Taxing energy firms' profits among proposals brought forward by EU energy ministers

Taxing energy firms' profits among proposals brought forward by EU energy ministers

Environment Minister Eamon Ryan: “We cannot be ideological, we have to intervene.”

The European Union will next week draw up official proposals to cap the price countries pay for importing gas, reduce electricity use and redistribute profits made by energy companies in a bid to tackle skyrocketing prices.

Energy ministers at an emergency meeting in Brussels indicated they are in favour of the move which would see market intervention never-before seen in the European Union. Ireland has traditionally been opposed to such market tinkering but that position appears to be changing.

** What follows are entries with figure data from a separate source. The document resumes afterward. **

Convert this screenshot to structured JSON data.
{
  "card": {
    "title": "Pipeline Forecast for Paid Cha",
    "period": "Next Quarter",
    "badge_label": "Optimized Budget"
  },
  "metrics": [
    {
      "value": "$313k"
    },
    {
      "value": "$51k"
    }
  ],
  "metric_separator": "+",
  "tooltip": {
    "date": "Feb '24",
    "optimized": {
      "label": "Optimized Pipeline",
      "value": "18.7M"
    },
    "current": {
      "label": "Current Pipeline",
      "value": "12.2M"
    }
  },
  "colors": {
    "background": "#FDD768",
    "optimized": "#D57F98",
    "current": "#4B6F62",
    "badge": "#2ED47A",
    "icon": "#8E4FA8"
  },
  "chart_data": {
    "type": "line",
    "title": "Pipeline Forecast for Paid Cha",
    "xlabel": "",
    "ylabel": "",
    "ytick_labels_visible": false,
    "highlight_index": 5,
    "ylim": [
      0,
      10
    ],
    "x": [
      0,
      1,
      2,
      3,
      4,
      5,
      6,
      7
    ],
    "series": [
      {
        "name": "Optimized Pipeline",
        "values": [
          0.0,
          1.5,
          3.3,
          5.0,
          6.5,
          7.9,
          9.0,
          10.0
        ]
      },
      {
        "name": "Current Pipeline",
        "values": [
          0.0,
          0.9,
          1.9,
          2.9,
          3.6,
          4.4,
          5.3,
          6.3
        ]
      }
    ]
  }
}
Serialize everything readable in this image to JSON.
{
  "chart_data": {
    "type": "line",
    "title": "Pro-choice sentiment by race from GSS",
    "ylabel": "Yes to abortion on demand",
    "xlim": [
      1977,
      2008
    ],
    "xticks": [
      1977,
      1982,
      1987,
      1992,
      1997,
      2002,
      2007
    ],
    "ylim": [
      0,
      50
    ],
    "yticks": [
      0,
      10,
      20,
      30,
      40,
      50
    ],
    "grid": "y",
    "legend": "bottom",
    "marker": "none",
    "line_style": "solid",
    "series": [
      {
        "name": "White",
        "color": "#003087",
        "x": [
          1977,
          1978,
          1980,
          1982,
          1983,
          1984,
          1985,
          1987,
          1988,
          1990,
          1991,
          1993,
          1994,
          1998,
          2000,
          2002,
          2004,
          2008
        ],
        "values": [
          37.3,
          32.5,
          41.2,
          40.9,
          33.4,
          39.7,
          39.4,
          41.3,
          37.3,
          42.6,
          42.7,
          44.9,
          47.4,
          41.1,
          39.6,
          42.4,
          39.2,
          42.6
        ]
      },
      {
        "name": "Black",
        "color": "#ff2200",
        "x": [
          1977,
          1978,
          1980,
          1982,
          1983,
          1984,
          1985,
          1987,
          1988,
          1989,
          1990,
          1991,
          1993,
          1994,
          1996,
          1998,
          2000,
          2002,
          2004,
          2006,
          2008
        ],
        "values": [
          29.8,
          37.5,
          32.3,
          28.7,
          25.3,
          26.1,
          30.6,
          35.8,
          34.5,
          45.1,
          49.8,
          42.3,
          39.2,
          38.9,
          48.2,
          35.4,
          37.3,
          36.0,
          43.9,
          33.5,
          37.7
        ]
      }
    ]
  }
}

“We cannot be ideological, we have to intervene,” said Minister for the Environment, Climate and Communications Eamon Ryan on his way into the meetings. “The big interference here is the Russian government. The measures proposed do retain an open market.” 

Last week, Electric Ireland announced it will increase residential electricity bills by 26.7% and residential gas bills by 37.5% with effect from October 1, 2022. Their price hike was followed quickly by another from Bord Gáis and Energia.

“We have to be honest with consumers,” said Ryan. “We can’t cushion the full blow. We need to cushion some of it.” 

At Friday’s meeting, EU energy ministers agreed that Brussels should put forward proposals on a potential tax on the profits of energy companies, including low-cost production from solar, wind and nuclear, and redistribute that wealth to households struggling with high energy bills.

They also agreed to receive proposals on how the EU could inject liquidity into energy markets as well as on targets to reduce the use of electricity at peak hours.

The EU Commission accepted that member states favour voluntary reductions and are against binding energy reduction targets, but the EU executive's preference is for mandatory reductions and the proposal adopted next week may reflect that. In that case, national governments would have to make sure households and companies reduce electricity consumption during peak hours, or risk getting fined by the Commission.

Price cap

The decision by the ministers in Brussels to task the European Commission to draw up a cap on all gas imports is seen as a way to avoid a potential Hungarian veto on only targeting Russia.

That may need the full unanimity of all 27 EU countries whereas a broad price cap could be agreed in the EU by the approval of a majority of countries.

"The price cap [against Russia] is a hidden energy sanction,” said Hungary’s pro-Russia Foreign Minister Peter Szijjarto at the energy council. “We have made it clear that we are not even willing to negotiate energy sanctions."

The Russian President Vladimir Putin has already said that Moscow will cut all gas to Europe if a cap were applied by the EU.

EU Energy Commissioner Kadri Simpson, now tasked with drawing up the proposal, said the cap is intended to "hit Putin's coffers and not allow Russia to maintain revenue despite cutting supply."

“If the purpose of our policy is to counter Russia’s manipulation of gas deliveries to Europe, it makes sense to only target Russian gas,” said Simpson. “At this stage nothing is off the table.” 

Earlier this week, Moscow halted supplies of gas into the EU through the Nordstream 1 pipeline in retaliation to EU sanctions. Since Russia’s invasion in Ukraine, EU countries have reduced gas imports from Russia from 40% down to 9% collectively.

The EU was also keen to highlight that gas supplies have been secured through the winter after countries managed to exceed a target of filling gas storage facilities to 80% - a goal which was reached at the end of August.

Decoupling gas and electricity

One measure which did not get approval at the meeting of energy ministers was the idea of decoupling of gas and electricity prices in the European Union - long-favoured by countries like France and Spain.

The EU energy market works on a system whereby all producers of electricity - whether wind, solar, nuclear or fossil fuel - offer their energy to the market at a price based on production costs. Many EU member states still rely on fossil fuels for their electricity so its price is largely controlled by the price of natural gas.

National governments could have to make sure households and companies reduce electricity consumption during peak hours. File photo
National governments could have to make sure households and companies reduce electricity consumption during peak hours. File photo

Economic experts like Jacob Kirkegaard from the German Marshall Fund warn that decoupling may seem desirable in the short-term but could affect the green transition long-term.

“You risk undermining incentives for private investors. The current gas price spike is not likely to last more than a couple of years, after which we will have shifted away from the emergency measures of previously mothballed coal/gas powered power generation” Kirkegaard told the Irish Examiner.

“Many will argue that you should not change the market pricing system fundamentally for a crisis that only will last a couple of years - though this of course is a lifetime in politics.” Ireland remains largely reliant on the UK for its gas supply, not from fellow EU countries, but is directly affected by surging prices.